Il est le fils de de Léa Biez et de Manuel Feitlowicz, chef de chantier, son époux. Pendant la première guerre mondiale, il est mobilisé dans l’armée impériale russe. Le 17 mai 1922 à Odessa (Ukraine, rattachée cette année-là à l'URSS), il se marie avec Lina Liter. Le couple aura trois enfants. Le 11 mai 1933, émigré en France, Isaac Feitlowicz obtient la nationalité française. La famille est domiciliée quelque temps rue Frossard, à Paris 14e. Isaac Feitlowicz est artisan tailleur à son compte.
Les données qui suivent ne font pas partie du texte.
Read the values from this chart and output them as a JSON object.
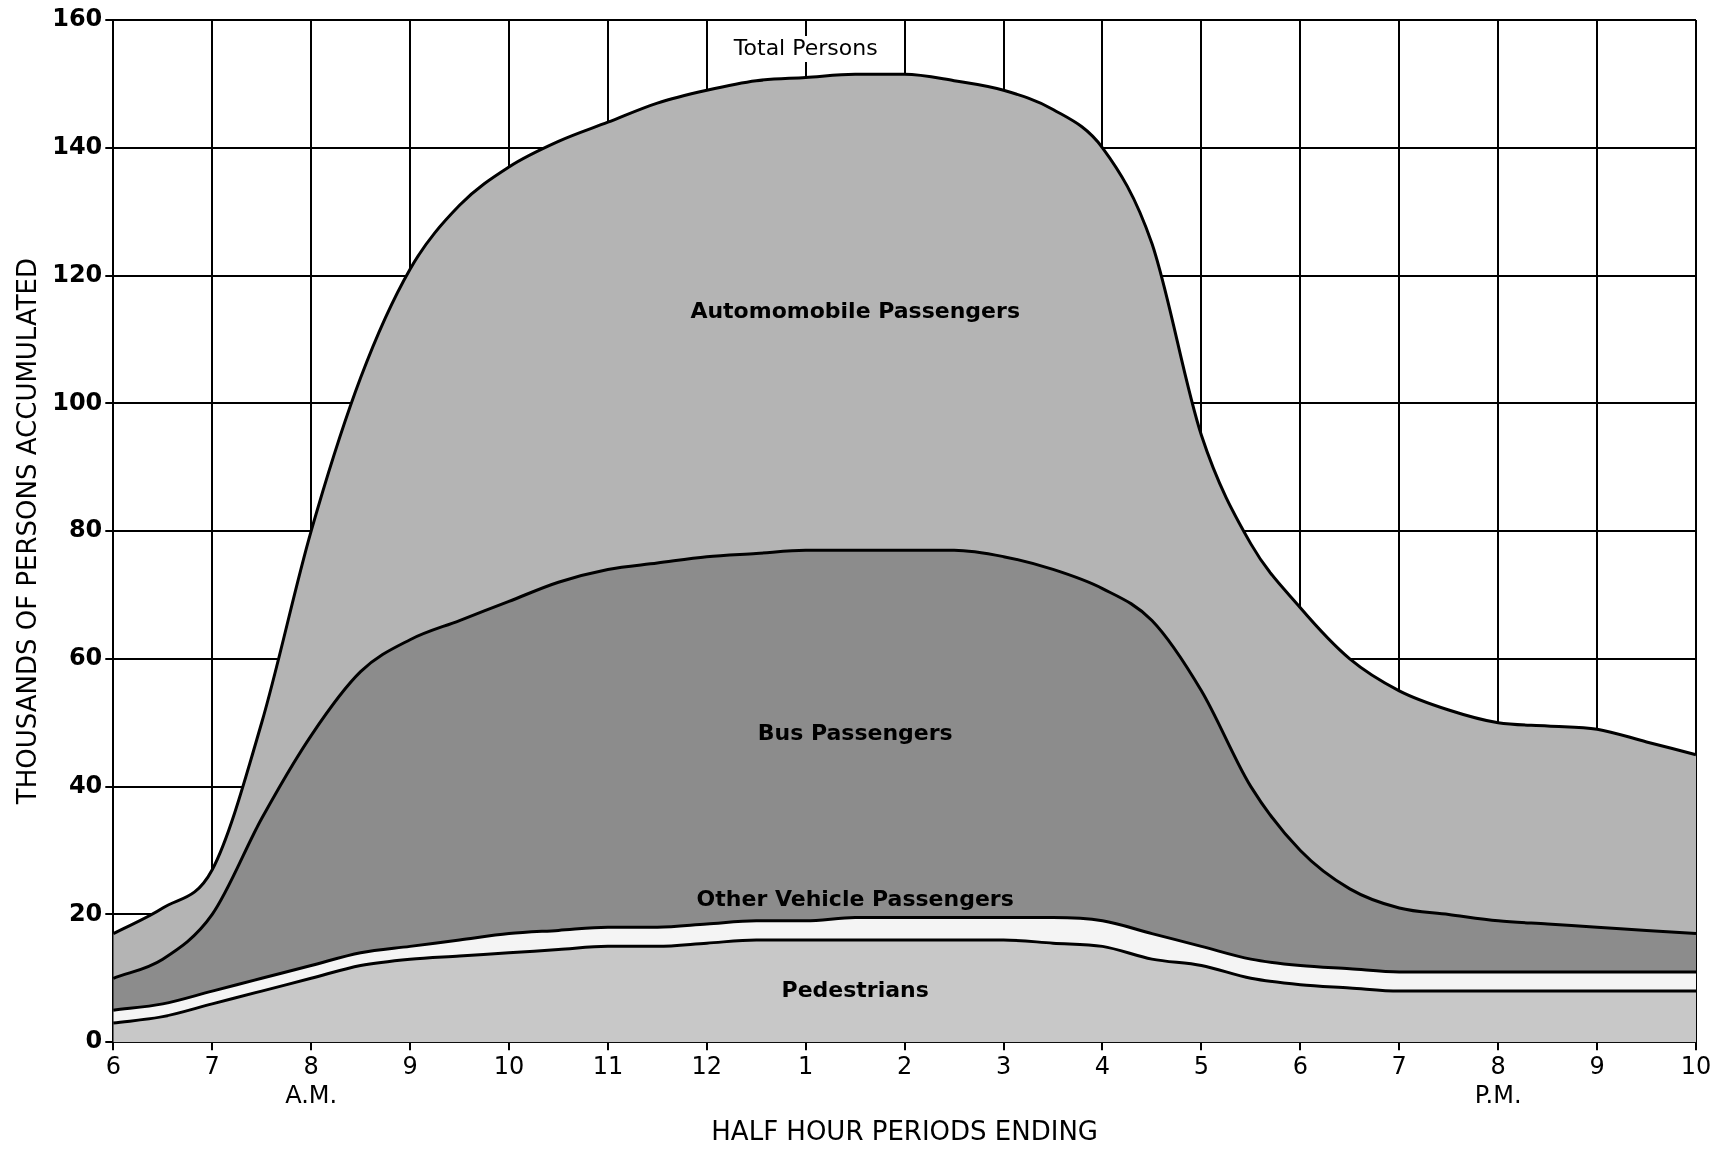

Il est arrêté le 30 septembre 1941.
«A l’automne 1941, un «Code des otages» rappelle et formule les règles devant gérer les fusillades et le choix des victimes. Cette période est l’occasion d’une nouvelle radicalisation de la politique répressive des autorités allemandes. Mais dès décembre 1941, alors qu’Hitler juge insuffisant le nombre d’otages fusillés, le MBF demande également à Berlin d’y ajouter des déportations massives de représailles, considérées plus dissuasives. Si les communistes sont inscrits en priorité sur les listes d’otages, les Juifs sont rapidement ajoutés dans la définition des victimes, surtout à partir de l’automne 1941 : les autorités allemandes, militaires compris, visent donc «l’ennemi judéo-bolchevique» (1)
Le 6 octobre 1941, Issac Feitlowicz est remis aux autorités allemandes à leur demande. Celles-ci l'internent au camp allemand de Royallieu à Compiègne (Frontstalag 122) au camp Juif. Lire dans le blog : «Les otages juifs du convoi». 
Depuis le camp de Compiègne, il va être déporté à destination d’Auschwitz. Pour comprendre la politique de l’Occupant qui mène à sa déportation, voir les deux articles du blog : La politique allemande des otages (août 1941-octobre 1942)  et «une déportation d’otages».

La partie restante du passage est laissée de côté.